Gegen diesen Bescheid richtet sich die vorliegende Beschwerde mit dem Begehren, ihn kostenpflichtig wegen Rechtswidrigkeit seines Inhaltes und Rechtswidrigkeit infolge Verletzung von Verfahrensvorschriften aufzuheben.
Die belangte Behörde legte die Akten des Verwaltungsstrafverfahrens vor und erstattete eine Gegenschrift, in der sie die kostenpflichtige Abweisung der Beschwerde beantragt.

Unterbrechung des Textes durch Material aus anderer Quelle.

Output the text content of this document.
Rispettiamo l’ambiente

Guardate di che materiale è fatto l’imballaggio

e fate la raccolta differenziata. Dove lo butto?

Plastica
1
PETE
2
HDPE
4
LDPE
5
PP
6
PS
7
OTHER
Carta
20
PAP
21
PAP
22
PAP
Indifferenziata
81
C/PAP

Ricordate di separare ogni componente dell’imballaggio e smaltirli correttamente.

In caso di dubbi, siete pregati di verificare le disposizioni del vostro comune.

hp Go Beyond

Der Verwaltungsgerichtshof hat erwogen:
Die Beschwerdeführerin bringt vor, in der Aufforderung zur Rechtfertigung vom 24. April 2002 sei ihr eine Verkürzung der Gebrauchsabgabe vorgeworfen worden. In dem von der belangten Behörde bestätigten Straferkenntnis der Behörde erster Instanz sei ihr hingegen angelastet worden, dass die Abfriedung belassen worden sei, ohne dass sie hiefür zuvor eine Gebrauchserlaubnis erwirkt habe. Die Aufforderung zur Rechtfertigung sei daher nicht tauglich gewesen, die Verjährung hintan zu halten. Die Verkürzung der Gebrauchsabgabe sei außerdem ein Erfolgsdelikt, nunmehr sei die Beschwerdeführerin aber wegen der Begehung eines Dauerdelikts bestraft worden. Diesem lägen andere Sachverhaltselemente zu Grunde. Außerdem hätte die belangte Behörde die Merkmale, denen zufolge die Beschwerdeführerin die Eigenschaft als Verantwortliche für die F GesmbH hat, im Spruch des Straferkenntnisses anführen müssen. Es müsse nämlich nicht sein, dass die Beschwerdeführerin als handelsrechtliche Geschäftsführerin auch für die Einhaltung der Verwaltungsvorschriften verantwortlich ist, da dafür ein Verantwortlicher bestellt werden könne. Im Übrigen bedürfe die ausnahmsweise Belassung der Abfriedung über den 15. November hinaus nach Tarifpost B 7 des GAG einer Bewilligung. Dabei handle es sich jedoch nicht um eine Gebrauchserlaubnis im Sinne des § 1 Abs. 1 GAG sondern um eine andere Bewilligung, die einzig und allein in Tarifpost B 7 umschrieben werde. Damit habe die Beschwerdeführerin nicht gegen ein Gebot oder Verbot des Abschnittes I des GAG verstoßen. Somit liege aber auch keine Strafbarkeit nach § 16 Abs. 4 GAG oder nach einer anderen Norm vor. Eine analoge Anwendung des § 1 Abs. 1 GAG scheide im Verwaltungsstrafrecht als verfassungswidrig aus. Schließlich habe es die belangte Behörde unterlassen, die Unterhaltspflicht der Beschwerdeführerin für ein Kind bei der Strafbemessung zu berücksichtigen. Die Behörde erster Instanz habe diese Unterhaltspflicht nicht gekannt, für die belangte Behröde treffe dies aber nicht zu. Die belangte Behörde hätte daher darlegen müssen, weshalb die Sorgepflicht für ein Kind bei der Herabsetzung der Strafe nicht eine noch weitergehende Rolle gespielt habe.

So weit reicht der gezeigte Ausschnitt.